Despite approval of the budget averting early elections, the coalition – which stretches from the left to right of the Israeli political spectrum and includes an Islamist Israeli-Arab party – still faces contentious issues which will test its endurance. Thus far the government has focused on issues where it has been able to reach a consensus while avoiding those – such as relations with the Palestinians – where Labor and Meretz take a sharply different stance from Yamina and Sa’ar’s New Hope party. Potential stumbling blocks in the months ahead include US plans to open a Palestinian consulate in Jerusalem and a range of potential construction projects in East Jerusalem, including the controversial E1 development.

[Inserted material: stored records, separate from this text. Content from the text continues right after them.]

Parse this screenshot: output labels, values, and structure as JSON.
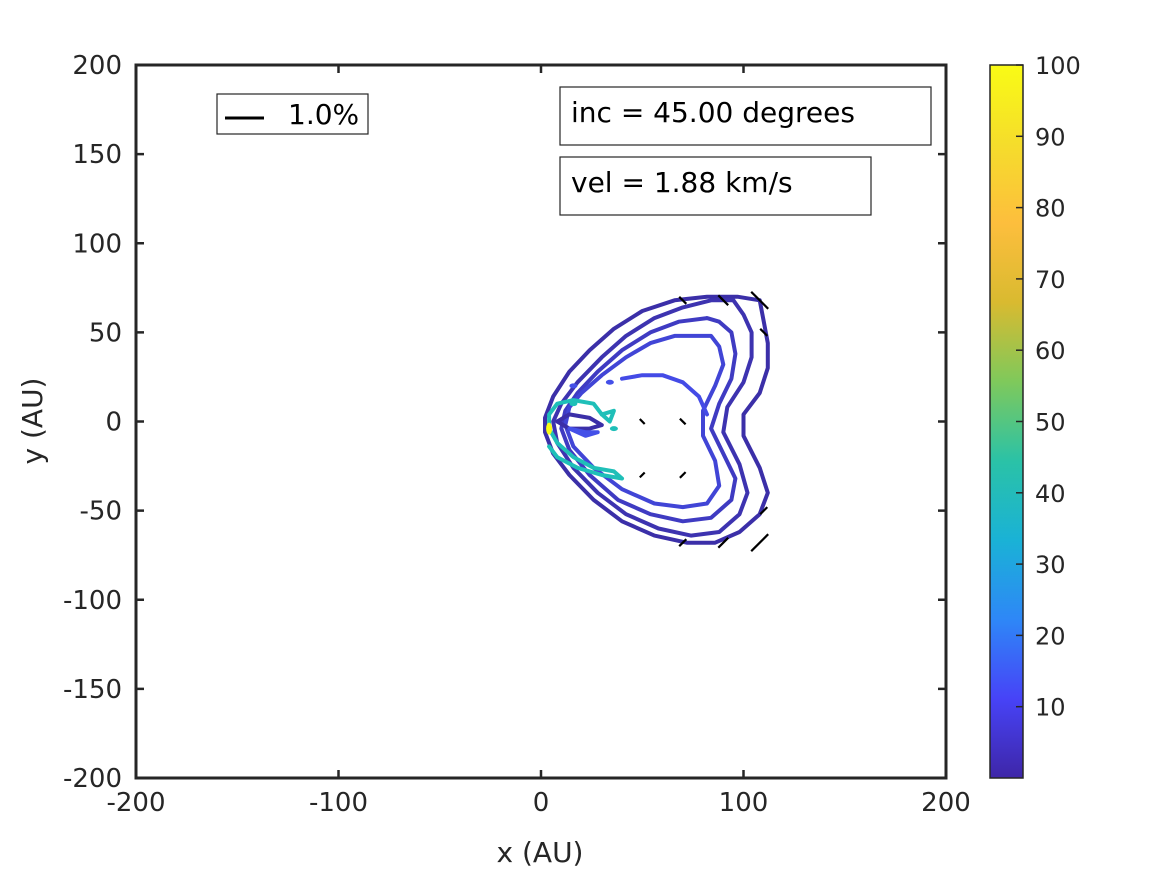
{
  "chart_data": {
    "type": "contour",
    "xlabel": "x (AU)",
    "ylabel": "y (AU)",
    "xlim": [
      -200,
      200
    ],
    "ylim": [
      -200,
      200
    ],
    "xticks": [
      "-200",
      "-100",
      "0",
      "100",
      "200"
    ],
    "yticks": [
      "200",
      "150",
      "100",
      "50",
      "0",
      "-50",
      "-100",
      "-150",
      "-200"
    ],
    "legend": {
      "text": "1.0%",
      "position": "top-left"
    },
    "annotations": {
      "inc": "inc = 45.00 degrees",
      "vel": "vel =  1.88 km/s"
    },
    "colorbar": {
      "range": [
        0,
        100
      ],
      "ticks": [
        "100",
        "90",
        "80",
        "70",
        "60",
        "50",
        "40",
        "30",
        "20",
        "10"
      ],
      "colormap": [
        "#3e26a8",
        "#4743f7",
        "#2e87f7",
        "#1ab2d6",
        "#2ac2a7",
        "#7fc95b",
        "#d9ba30",
        "#fdbe3d",
        "#f5dd2b",
        "#f9fb15"
      ]
    },
    "contours": [
      {
        "level": 5,
        "color": "#3b2fa8",
        "points": [
          [
            108,
            68
          ],
          [
            97,
            70
          ],
          [
            82,
            70
          ],
          [
            66,
            68
          ],
          [
            50,
            62
          ],
          [
            36,
            52
          ],
          [
            24,
            40
          ],
          [
            14,
            28
          ],
          [
            6,
            14
          ],
          [
            2,
            2
          ],
          [
            2,
            -6
          ],
          [
            6,
            -18
          ],
          [
            14,
            -30
          ],
          [
            26,
            -44
          ],
          [
            40,
            -56
          ],
          [
            56,
            -64
          ],
          [
            72,
            -68
          ],
          [
            86,
            -68
          ],
          [
            98,
            -62
          ],
          [
            108,
            -52
          ],
          [
            112,
            -40
          ],
          [
            108,
            -26
          ],
          [
            100,
            -8
          ],
          [
            100,
            4
          ],
          [
            108,
            16
          ],
          [
            112,
            30
          ],
          [
            112,
            44
          ],
          [
            110,
            56
          ],
          [
            108,
            68
          ]
        ]
      },
      {
        "level": 8,
        "color": "#3d33b0",
        "points": [
          [
            95,
            68
          ],
          [
            84,
            68
          ],
          [
            70,
            64
          ],
          [
            56,
            58
          ],
          [
            42,
            48
          ],
          [
            30,
            36
          ],
          [
            18,
            22
          ],
          [
            10,
            10
          ],
          [
            6,
            0
          ],
          [
            8,
            -12
          ],
          [
            16,
            -26
          ],
          [
            28,
            -40
          ],
          [
            42,
            -52
          ],
          [
            58,
            -60
          ],
          [
            74,
            -64
          ],
          [
            88,
            -62
          ],
          [
            98,
            -52
          ],
          [
            102,
            -40
          ],
          [
            98,
            -24
          ],
          [
            90,
            -6
          ],
          [
            92,
            8
          ],
          [
            100,
            22
          ],
          [
            104,
            36
          ],
          [
            104,
            50
          ],
          [
            100,
            60
          ],
          [
            95,
            68
          ]
        ]
      },
      {
        "level": 12,
        "color": "#3f3bc2",
        "points": [
          [
            82,
            58
          ],
          [
            68,
            56
          ],
          [
            54,
            50
          ],
          [
            40,
            40
          ],
          [
            28,
            28
          ],
          [
            18,
            16
          ],
          [
            12,
            6
          ],
          [
            10,
            -4
          ],
          [
            14,
            -16
          ],
          [
            24,
            -30
          ],
          [
            38,
            -44
          ],
          [
            54,
            -52
          ],
          [
            70,
            -56
          ],
          [
            84,
            -54
          ],
          [
            94,
            -44
          ],
          [
            96,
            -32
          ],
          [
            90,
            -18
          ],
          [
            84,
            -4
          ],
          [
            88,
            10
          ],
          [
            94,
            24
          ],
          [
            96,
            38
          ],
          [
            94,
            50
          ],
          [
            88,
            56
          ],
          [
            82,
            58
          ]
        ]
      },
      {
        "level": 16,
        "color": "#4145d6",
        "points": [
          [
            78,
            48
          ],
          [
            66,
            48
          ],
          [
            54,
            44
          ],
          [
            42,
            36
          ],
          [
            30,
            26
          ],
          [
            20,
            16
          ],
          [
            14,
            8
          ],
          [
            12,
            -2
          ],
          [
            16,
            -14
          ],
          [
            26,
            -26
          ],
          [
            40,
            -38
          ],
          [
            56,
            -46
          ],
          [
            70,
            -48
          ],
          [
            82,
            -46
          ],
          [
            88,
            -36
          ],
          [
            86,
            -22
          ],
          [
            80,
            -8
          ],
          [
            80,
            6
          ],
          [
            86,
            20
          ],
          [
            90,
            32
          ],
          [
            88,
            42
          ],
          [
            84,
            48
          ],
          [
            78,
            48
          ]
        ]
      },
      {
        "level": 20,
        "color": "#444be6",
        "points": [
          [
            40,
            24
          ],
          [
            50,
            26
          ],
          [
            60,
            26
          ],
          [
            70,
            22
          ],
          [
            78,
            14
          ],
          [
            82,
            4
          ]
        ]
      },
      {
        "level": 50,
        "color": "#1fbfb8",
        "points": [
          [
            30,
            4
          ],
          [
            26,
            10
          ],
          [
            16,
            12
          ],
          [
            8,
            10
          ],
          [
            4,
            4
          ],
          [
            4,
            -4
          ],
          [
            8,
            -12
          ],
          [
            16,
            -20
          ],
          [
            26,
            -26
          ],
          [
            36,
            -28
          ],
          [
            40,
            -32
          ],
          [
            30,
            -30
          ],
          [
            18,
            -26
          ],
          [
            8,
            -20
          ],
          [
            4,
            -14
          ]
        ]
      },
      {
        "level": 50,
        "color": "#1fbfb8",
        "points": [
          [
            30,
            4
          ],
          [
            36,
            6
          ],
          [
            34,
            0
          ],
          [
            30,
            4
          ]
        ]
      },
      {
        "level": 6,
        "color": "#3b2fa8",
        "points": [
          [
            8,
            0
          ],
          [
            14,
            4
          ],
          [
            24,
            2
          ],
          [
            30,
            -2
          ],
          [
            24,
            -4
          ],
          [
            14,
            -4
          ],
          [
            8,
            0
          ]
        ]
      },
      {
        "level": 10,
        "color": "#4450e8",
        "points": [
          [
            14,
            -4
          ],
          [
            22,
            -6
          ],
          [
            28,
            -6
          ],
          [
            22,
            -8
          ],
          [
            14,
            -4
          ]
        ]
      }
    ]
  }
}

On Monday, Labor leader Merav Michaeli – who serves as transport minister in the coalition – made clear that her party would, alongside Meretz, oppose Elkin’s effort to build new settlement homes in the West Bank’s Jordan Valley.
What happens next
But its own ideological fissures may be less of a threat to the coalition than the possibility that – faced with a long spell out of power – Netanyahu may abandon Israeli domestic politics. “The strongest glue binding the coalition is the existence of Netanyahu,” said political analyst Avraham Diskin. “If Netanyahu quits, then that presents a serious chance for the coalition to fall.”